Risk, Reward, and Reality: Demystifying Investment Risk
Let’s talk about risk…
Everything in life comes with a certain degree of risk. Whether it’s starting a new job, moving to a new country or even riding a bicycle. There’s always a chance that things won’t go as planned. This inherent uncertainty - this risk - is an integral part of life and the driving force behind change and more importantly growth. As Mark Manson (author of “The Subtle Art of Not Giving a F*ck”) says: Life comprises problems and challenges. Instead of trying to avoid them, find the ones you care about and thus wish to solve. The same goes for investing - risk is unavoidable. The idea is not to fear it but to be mindful of the ones that are worth taking, and their extent, in the pursuit of reward.
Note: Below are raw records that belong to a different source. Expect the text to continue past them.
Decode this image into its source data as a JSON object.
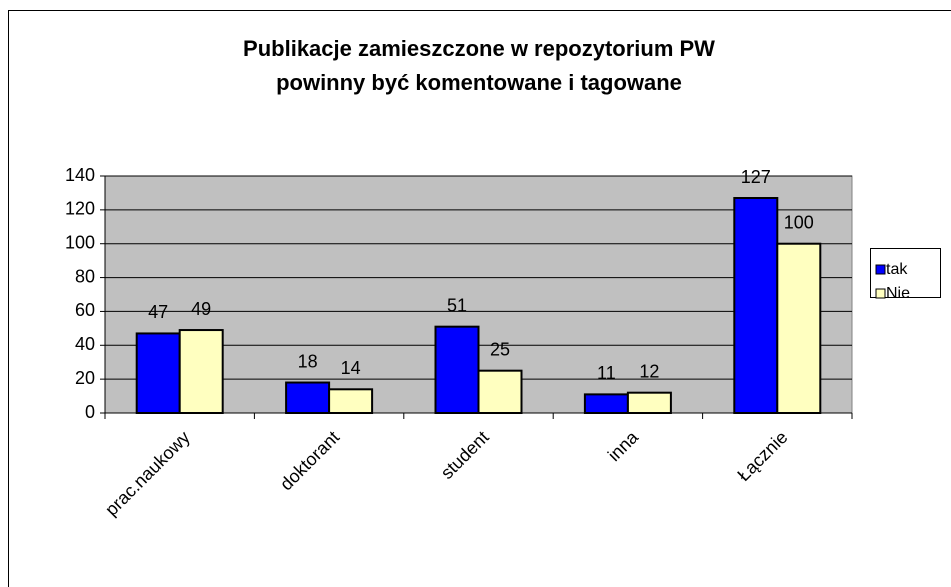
{
  "chart_data": {
    "type": "bar",
    "title": [
      "Publikacje zamieszczone w repozytorium PW",
      "powinny być komentowane i tagowane"
    ],
    "categories": [
      "prac.naukowy",
      "doktorant",
      "student",
      "inna",
      "Łącznie"
    ],
    "series": [
      {
        "name": "tak",
        "color": "#0000ff",
        "values": [
          47,
          18,
          51,
          11,
          127
        ]
      },
      {
        "name": "Nie",
        "color": "#ffffc0",
        "values": [
          49,
          14,
          25,
          12,
          100
        ]
      }
    ],
    "ylim": [
      0,
      140
    ],
    "yticks": [
      0,
      20,
      40,
      60,
      80,
      100,
      120,
      140
    ],
    "grid": true,
    "legend": "right"
  }
}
Embracing risk in investing doesn’t mean recklessly diving into dangerous waters
A “buy and hold” kind of investor who prefers a simple “basket” of a few chosen assets, like blue-chip stocks and corporate bonds, with the plan of holding onto them for years - if not decades, do so because they fundamentally believe in the strength of the assets. And this belief likely did not come out of thin air, but rather from their research on past performance, growth potential, and reputation of the issuing companies. They understand that investing comes with ups and downs. But they’re willing to weather it out because their investment decision is driven by their belief in the long-term potential of the chosen assets.
However, when investors place their capital into managed portfolios, they're entrusting professionals with the responsibility of diversifying their funds across various assets, which might include stocks, bonds, ETFs, and more. While managed portfolios are designed to optimise returns and distribute risk through diversification, it becomes imperative for investors to have a clear insight into the potential risks associated with a portfolio, so they can make informed decisions based on their risk profile and tolerance.
Risk tolerance refers to your comfort level with potential investment losses in pursuit of gains. It’s typically influenced by factors such as your financial goal, investment time horizon, and personal financial situation. But it’s equally important that you check your emotional ability; If seeing your investments go down in value keeps you up at night or makes you panic, you have a lower risk tolerance. Think of it as being someone who prefers calm, predictable rides over the wild roller coasters.
So how do we quantify risk beyond low, medium & high?
There are various ways, but one of the most widely used methods since the late 20th century is Value-at-Risk (VaR). It became popular in the ‘90s, when financial institutions adopted it to quantify their exposure to market risks. Today, VaR is an integral part of risk management practices around the world.
It’s a statistical approach to assessing risk that involves analysing historical price trends and volatilities of the investments in a portfolio, and applying statistical methods to provide a worst-case loss under normal market conditions. VaR quantifies the worst-case loss that could occur in an investment over a specific period with a given confidence level.
For example, a daily VaR of $100,000 at the 95% confidence level implies that there is a 5% chance that the portfolio's loss will exceed $100,000 over a one-day period. At StashAway we combine several applications of the VaR metric, both statistical and scenario shocks which ensures a more robust measure, to give you the StashAway Risk Index. We use 99%-VaR, which means a portfolio has a 99% confidence level or probability of not losing more than a given percentage in a year. So with a $100,000 example, a StashAway Risk Index of 20% has a 99% chance of not losing more than 20%, or $20,000 in a year.
VaR is an extremely useful tool for understanding potential risk, but it's important to remember that rare and extreme events can occur.
Understanding investing risk isn't just about recognising potential losses—it's about making informed decisions, identifying opportunities, and, above all, ensuring that the level of risk you as an investor take aligns with your financial goals and risk tolerance. Knowing your risk tolerance helps you select investments that align with your comfort level. Because after all, investments don’t simply follow a straight upward trajectory. Investing comes with fluctuations that are not roadblocks on your financial journey - but an integral part of it.
This is where a metric like Value-at-Risk (VaR) becomes an invaluable tool in an investor’s toolkit. It’s a simple and easy-to-understand measure that helps you make informed and appropriate investment decisions; that ensures you can withstand and remain comfortable with the level of risk in your portfolio, preventing scenarios where market downturns drive hasty decisions that could potentially hurt long-term financial goals.